Course Bread, Breakfast, Breakfast/Snack, Dessert, Dessert/Snack, Snack
Cuisine American
Keyword banana bread, banana bread recipe, banana bread with oil, blueberry banana bread, blueberry banana bread with oil, coconut banana bread, moist blueberry banana bread, moist coconut banana bread
Prep Time 15 minutes
Cook Time 1 hour
Servings 8
Author Molly | Spices in My DNA

Ingredients

  • 2 cups all purpose flour
  • 1 teaspoon baking powder
  • 1/2 teaspoon baking soda
  • 1 teaspoon cinnamon
  • 1 teaspoon kosher salt
  • 3 medium-large overripe bananas, mashed
  • 1/2 cup coconut oil, melted and cooled
  • 1/2 cup granulated sugar
  • 1/4 cup light brown sugar, packed
  • 2 large eggs
  • 2 teaspoons vanilla extract
  • 1 1/2 cups blueberries
  • 3/4 cup unsweetened shredded coconut, plus extra for topping

For serving

  • softened butter
  • honey
  • flaky sea salt

Instructions

  1. Preheat oven to 350℉. Grease and line a 9x5 loaf pan with parchment paper. Set aside.

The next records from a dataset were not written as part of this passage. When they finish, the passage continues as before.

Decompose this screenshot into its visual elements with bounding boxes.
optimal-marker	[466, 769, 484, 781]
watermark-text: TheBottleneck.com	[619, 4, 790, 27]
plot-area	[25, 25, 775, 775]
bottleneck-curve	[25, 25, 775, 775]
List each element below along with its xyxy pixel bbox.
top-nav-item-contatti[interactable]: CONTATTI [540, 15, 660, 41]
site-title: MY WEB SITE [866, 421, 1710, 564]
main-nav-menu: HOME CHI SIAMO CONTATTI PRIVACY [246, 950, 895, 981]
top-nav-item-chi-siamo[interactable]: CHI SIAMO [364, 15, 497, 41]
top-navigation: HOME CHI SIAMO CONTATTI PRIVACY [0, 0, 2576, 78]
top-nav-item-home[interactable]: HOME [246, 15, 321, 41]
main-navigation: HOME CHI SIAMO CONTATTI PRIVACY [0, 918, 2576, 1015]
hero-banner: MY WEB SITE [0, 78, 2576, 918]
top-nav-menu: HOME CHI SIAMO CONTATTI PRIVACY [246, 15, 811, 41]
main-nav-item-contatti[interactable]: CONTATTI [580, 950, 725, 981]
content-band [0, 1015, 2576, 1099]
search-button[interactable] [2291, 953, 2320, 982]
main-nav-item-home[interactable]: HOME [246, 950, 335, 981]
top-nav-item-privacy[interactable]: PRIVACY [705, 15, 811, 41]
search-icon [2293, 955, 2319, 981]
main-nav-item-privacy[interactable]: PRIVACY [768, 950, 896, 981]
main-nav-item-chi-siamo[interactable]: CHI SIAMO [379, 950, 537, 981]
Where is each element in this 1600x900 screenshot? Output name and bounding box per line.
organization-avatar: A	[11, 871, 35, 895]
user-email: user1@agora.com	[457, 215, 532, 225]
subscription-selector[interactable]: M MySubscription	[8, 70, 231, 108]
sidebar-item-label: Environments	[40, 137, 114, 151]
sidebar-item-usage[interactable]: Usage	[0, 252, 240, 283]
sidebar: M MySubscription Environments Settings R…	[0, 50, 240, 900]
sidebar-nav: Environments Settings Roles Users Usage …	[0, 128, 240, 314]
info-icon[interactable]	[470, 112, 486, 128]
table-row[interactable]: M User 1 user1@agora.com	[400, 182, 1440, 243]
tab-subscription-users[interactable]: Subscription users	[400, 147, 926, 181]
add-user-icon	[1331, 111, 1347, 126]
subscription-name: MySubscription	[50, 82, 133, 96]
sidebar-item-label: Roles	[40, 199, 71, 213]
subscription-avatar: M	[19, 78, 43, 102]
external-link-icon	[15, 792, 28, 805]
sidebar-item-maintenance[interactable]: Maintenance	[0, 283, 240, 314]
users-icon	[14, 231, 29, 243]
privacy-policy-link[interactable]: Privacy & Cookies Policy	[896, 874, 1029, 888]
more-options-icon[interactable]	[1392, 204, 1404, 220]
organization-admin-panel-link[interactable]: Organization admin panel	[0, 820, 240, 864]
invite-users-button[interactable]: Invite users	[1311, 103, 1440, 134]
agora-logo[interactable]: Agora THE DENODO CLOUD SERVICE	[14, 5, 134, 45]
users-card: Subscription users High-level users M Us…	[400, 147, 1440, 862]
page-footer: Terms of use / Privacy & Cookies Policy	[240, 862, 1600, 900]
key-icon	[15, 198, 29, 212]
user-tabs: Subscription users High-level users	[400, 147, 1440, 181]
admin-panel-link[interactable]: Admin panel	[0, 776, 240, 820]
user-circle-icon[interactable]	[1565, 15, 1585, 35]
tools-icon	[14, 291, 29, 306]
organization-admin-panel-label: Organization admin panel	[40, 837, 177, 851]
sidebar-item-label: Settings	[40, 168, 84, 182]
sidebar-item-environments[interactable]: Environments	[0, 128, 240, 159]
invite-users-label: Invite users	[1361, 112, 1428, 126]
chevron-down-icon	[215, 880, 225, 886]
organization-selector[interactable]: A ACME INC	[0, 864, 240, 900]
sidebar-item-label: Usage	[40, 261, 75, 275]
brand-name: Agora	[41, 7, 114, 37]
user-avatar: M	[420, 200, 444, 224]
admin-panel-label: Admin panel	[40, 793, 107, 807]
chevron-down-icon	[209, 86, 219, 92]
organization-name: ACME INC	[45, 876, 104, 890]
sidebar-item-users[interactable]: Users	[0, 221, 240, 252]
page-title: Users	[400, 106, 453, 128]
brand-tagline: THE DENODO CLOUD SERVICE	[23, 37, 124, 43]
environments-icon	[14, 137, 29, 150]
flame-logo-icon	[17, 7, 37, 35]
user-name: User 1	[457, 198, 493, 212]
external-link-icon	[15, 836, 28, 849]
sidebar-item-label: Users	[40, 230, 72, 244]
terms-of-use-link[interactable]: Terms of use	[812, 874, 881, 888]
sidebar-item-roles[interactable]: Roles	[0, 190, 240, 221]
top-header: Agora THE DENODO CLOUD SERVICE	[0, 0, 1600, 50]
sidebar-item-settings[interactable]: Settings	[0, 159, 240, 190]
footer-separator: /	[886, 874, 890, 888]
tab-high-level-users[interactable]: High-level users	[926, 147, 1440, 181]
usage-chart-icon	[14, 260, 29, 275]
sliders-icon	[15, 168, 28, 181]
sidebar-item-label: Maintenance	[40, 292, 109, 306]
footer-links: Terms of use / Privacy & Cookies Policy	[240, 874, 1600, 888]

  2. In a medium mixing bowl, whisk together the flour, baking powder, baking soda, cinnamon, and salt. In a separate larger mixing bowl, whisk together the mashed bananas, melted coconut oil, granulated sugar, and brown sugar until smooth. Add the eggs and vanilla and whisk again until smooth and combined. Gently add the dry ingredients to the wet, folding together with a rubber spatula until just combined. Gently fold in the blueberries and shredded coconut.

  3. Pour batter into the prepared loaf pan and smooth out the top with a rubber spatula. Sprinkle batter with a handful of shredded coconut. Bake for 60-65 minutes, until top is golden brown, the center is no longer jiggly, and a toothpick inserted in the center comes out clean. Let cool for 20 minutes in the loaf pan, then gently remove and cool the remainder of the way on a wire rack. My favorite way to enjoy this bread is with a smear of softened butter, a drizzle of honey, and a sprinkle of flaky sea salt!